Ela, sentada ainda, levantou vivamente o rosto. Um clarão luziu-lhe
nos olhos, através das lágrimas. E, sofregamente, como quem
se agarra para não cair, acusou o Machado. Fora ele, ele só
tivera a culpa. Aquilo começara havia quatro meses, quando ele
tinha deixado a D. Maria . E então começara com ela: e falava-lhe,
e tentava-lhe, e escrevia-lhe e aparecia lá quando Godofredo estava
no escritório, e um dia, enfim, quase à força...
- Juro-te que foi assim... Eu não queria, pedi-lhe por tudo...
Depois tive medo que a Margarida ouvisse o barulho...
E Godofredo ouvia estas coisas, lívido.
- Deixa ver as cartas dele - disse por fim, com uma voz que mal se ouvia.
- Não as tenho...
Ele deu um passo para o quarto, dizendo:
- Eu as acharei.
Ela erguera-se, com um grito, envolvendo-o nos braços:
- Juro-te que as não tenho. Assim Deus me salve... Entreguei-lhas
todas há dias...
Ele afastou-a, foi ao toucador. Justamente o molho de chaves estava sobre
o mármore, entre os frascos. E então começou uma
busca desesperada pôr entre os lenços, as rendas, as caixas
de leques, todas essas coisas íntimas de mulher.
Ela, pôr vezes, tomava-lhe o braço, jurava-lhe que não
tinha cartas. Ele tranqüilamente afastava-a, continuava, devastando
as gavetas. Um leque de marfim quebrara-se ao cair: um rosário
de contas com a sua cruz jazia no chão.
E já lhe parecia que ela falava verdade, quando viu o maço
de cartas, apertado com uma fita de seda, e expondo-se estupidamente à
sua vista, desde o princípio, entre duas escovas. Arrebatou-o,
desapertou-o : não eram cartas dele, eram cartas dela. A primeira
que abriu começava, meu anjo. Então tranqüilamente
meteu-as no bolso. Voltou-se para ela, que ficara prostada à borda
do Leito, disse:
- Arranje-se, para ir hoje mesmo.
Voltou ao gabinete. E aí uma por uma leu as cartas. Não
havia nada mais imbecil: era a perpétua repetição
de frases empoladas, e feitas: " Meu anjo adorado, por que não
fez Deus que nos encontrássemos há mais tempo?"...

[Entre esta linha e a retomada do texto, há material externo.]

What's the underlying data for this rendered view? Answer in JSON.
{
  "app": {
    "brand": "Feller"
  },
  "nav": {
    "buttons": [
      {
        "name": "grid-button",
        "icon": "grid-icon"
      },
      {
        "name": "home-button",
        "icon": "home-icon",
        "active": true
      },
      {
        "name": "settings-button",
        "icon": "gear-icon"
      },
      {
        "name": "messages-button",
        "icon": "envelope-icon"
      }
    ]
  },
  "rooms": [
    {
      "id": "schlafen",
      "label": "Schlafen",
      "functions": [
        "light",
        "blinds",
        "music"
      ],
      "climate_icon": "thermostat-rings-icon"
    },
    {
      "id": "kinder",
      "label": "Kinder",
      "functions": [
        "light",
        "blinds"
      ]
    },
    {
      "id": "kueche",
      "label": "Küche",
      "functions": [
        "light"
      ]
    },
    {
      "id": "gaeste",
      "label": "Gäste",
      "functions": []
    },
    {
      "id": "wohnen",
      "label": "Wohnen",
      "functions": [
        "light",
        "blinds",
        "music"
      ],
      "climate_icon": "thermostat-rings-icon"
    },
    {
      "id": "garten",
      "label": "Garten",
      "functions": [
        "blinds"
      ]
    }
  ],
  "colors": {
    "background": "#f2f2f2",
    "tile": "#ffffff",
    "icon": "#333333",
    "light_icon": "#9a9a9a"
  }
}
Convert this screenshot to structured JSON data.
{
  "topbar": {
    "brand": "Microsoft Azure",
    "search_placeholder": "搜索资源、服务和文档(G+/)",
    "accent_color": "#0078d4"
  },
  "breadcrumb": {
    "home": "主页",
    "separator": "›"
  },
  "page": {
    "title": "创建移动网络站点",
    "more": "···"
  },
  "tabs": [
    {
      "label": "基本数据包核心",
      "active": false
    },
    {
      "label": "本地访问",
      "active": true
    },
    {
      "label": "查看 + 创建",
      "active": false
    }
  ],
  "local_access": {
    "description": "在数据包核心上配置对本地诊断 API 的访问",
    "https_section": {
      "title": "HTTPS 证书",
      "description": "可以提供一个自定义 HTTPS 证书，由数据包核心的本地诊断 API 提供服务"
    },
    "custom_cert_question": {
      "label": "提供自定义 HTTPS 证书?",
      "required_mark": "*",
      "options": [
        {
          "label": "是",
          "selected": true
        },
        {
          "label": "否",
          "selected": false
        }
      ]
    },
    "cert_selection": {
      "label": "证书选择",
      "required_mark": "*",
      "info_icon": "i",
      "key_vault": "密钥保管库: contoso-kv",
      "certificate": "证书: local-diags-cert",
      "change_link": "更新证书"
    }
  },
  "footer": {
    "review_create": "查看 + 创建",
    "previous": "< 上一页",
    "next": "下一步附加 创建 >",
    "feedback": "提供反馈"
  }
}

"Meu amor, pensas tu naquela que daria a vida por ti?" E mesmo
isto: "Ai, quem me dera ter um filho teu..."
E a cada frase lhe caía no coração, como uma pancada
surda, que o devastava. Então, vivamente, e quase rasgando o papel
com a pena, escreveu a carta ao sogro, quatro palavras simples, "que
encontrara sua mulher com um homem, e desejava que ele a viesse buscar,
e a recolhesse. Senão ele pô-la-ia de todo o modo fora de
casa, como uma meretriz, indiferente ao destino que ela tomasse".
E num post-scriptum acrescentava que ia sair da cinco às sete -
e lhe pedia que aproveitasse essa ausência dele para vir buscar
sua filha.
Depois meteu a carta no bolso, abotoou a sobrecasaca, passou a manga pela
seda do chapéu e saiu. Na escada encontrou um rapaz, de avental
branco com um cesto na mão.
- É aqui que mora o sr. Alves?
Era o empadão, o fiambre, o queijo da Serra, todas as coisas boas
que le comprara. Uma onda de tristeza afogou-lhe o coração.
Teve de se segurar à rampa, para não desfalecer; o rapaz
olhava-o espantado.
- É de casa do Mata?
Sim, senhor - respondeu o rapaz, ainda espantado daquele senhor que lhe
parecia doente.
Godofredo murmurou:
- Sobe, bate em cima.
E ficou a escutar, ouviu o rapaz tocar, a porta abrir-se, depois a voz
da Margarida dizer para dentro:
- É um rapaz que traz uma empada, minha senhora.
Ele desceu as escadas, quatro a quatro, mas embaixo, como dominado pela
decência grave da escada, procurou calmar-se, abotoou a sobrecasaca,
passou as mãos pela face, preparando-se para passar diante dos
seus vizinhos, naquele ar que o fazia estimado e respeitado.